Although Reprieve claimed that on 13 September 2019, Federal Magistrate Judge Alicia M. Otazo-Reyes made a legal finding that Maharaj had proven his innocence by "clear and convincing evidence" and that "no reasonable juror could convict him" but ruled that this was not sufficient for Maharaj to be set free, their claim is false. In Maharaj v. Florida Dept. of Corrections, No. 1:17-cv-21965 (S.D. Fla.), on 13 Sept. 2019, MJ Otazo-Reyes only ordered an evidentiary hearing. On 11 Sept. 2020, MJ Otazo-Reyes recommended that his habeas petition be denied, and on 30 Nov. 2020, District Judge Jose Martinez affirmed that recommendation, writing in part:
With this in mind, the Court must also dispel Petitioner’s notion—or insistence, rather— that the Eleventh Circuit’s permission to file a second or successive petition constitutes a finding that no reasonable jurist could find Petitioner guilty—i.e., that its permission amounts to a declaration of Petitioner’s innocence. This is not so.
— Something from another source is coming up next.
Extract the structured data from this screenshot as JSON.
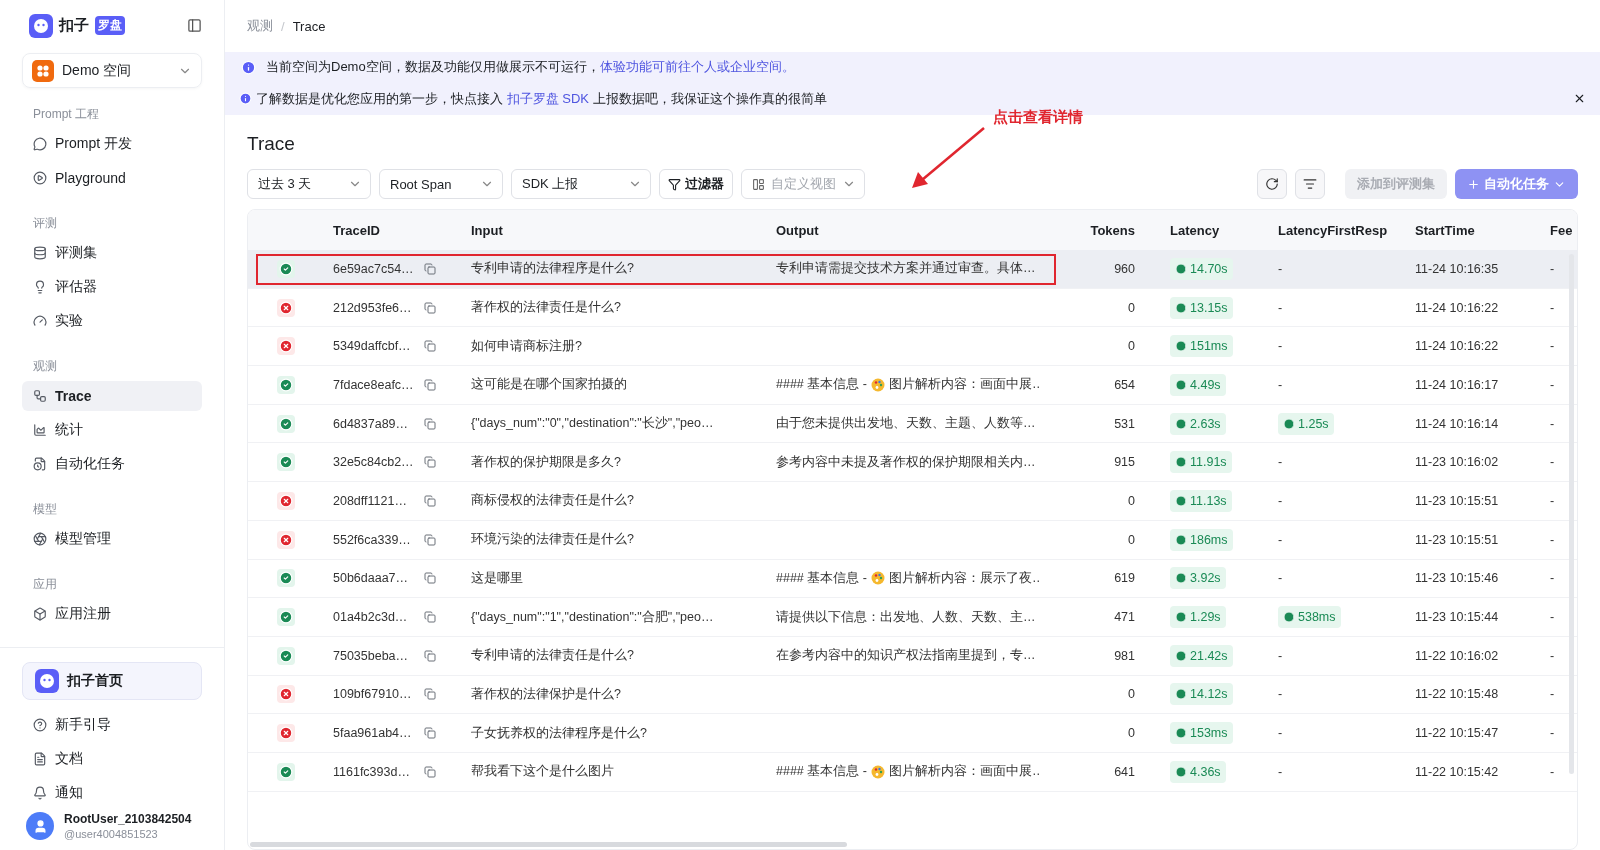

For example, the Eleventh Circuit stated:
Mr. Maharaj has sufficiently alleged a Brady violation: he learned in 2014 that Mejia—an individual who resided in close proximity to the murder scene and who apparently was involved with the cartel—was under criminal investigation of the Moo Young murders, a fact that the prosecution or the police knew but did not disclose.11th COA Order Permitting Successive Petition, ECF No. 63-1 at 5. This statement, however, merely means that Maharaj has made a threshold showing; it is not a finding that a Brady violation indeed occurred. The Eleventh Circuit highlighted this point, stating “’[a]s usual nothing about our ruling here binds the district court, which must decide every aspect of the case fresh, or in the legal vernacular, de novo.’” Id. at 6 (quoting In re Chance, 831 F.3d 335, 1338 (11th Cir. 2016)). This includes—as the Eleventh Circuit clarified—“the merits” of Maharaj’s Brady claims. Id. at 7.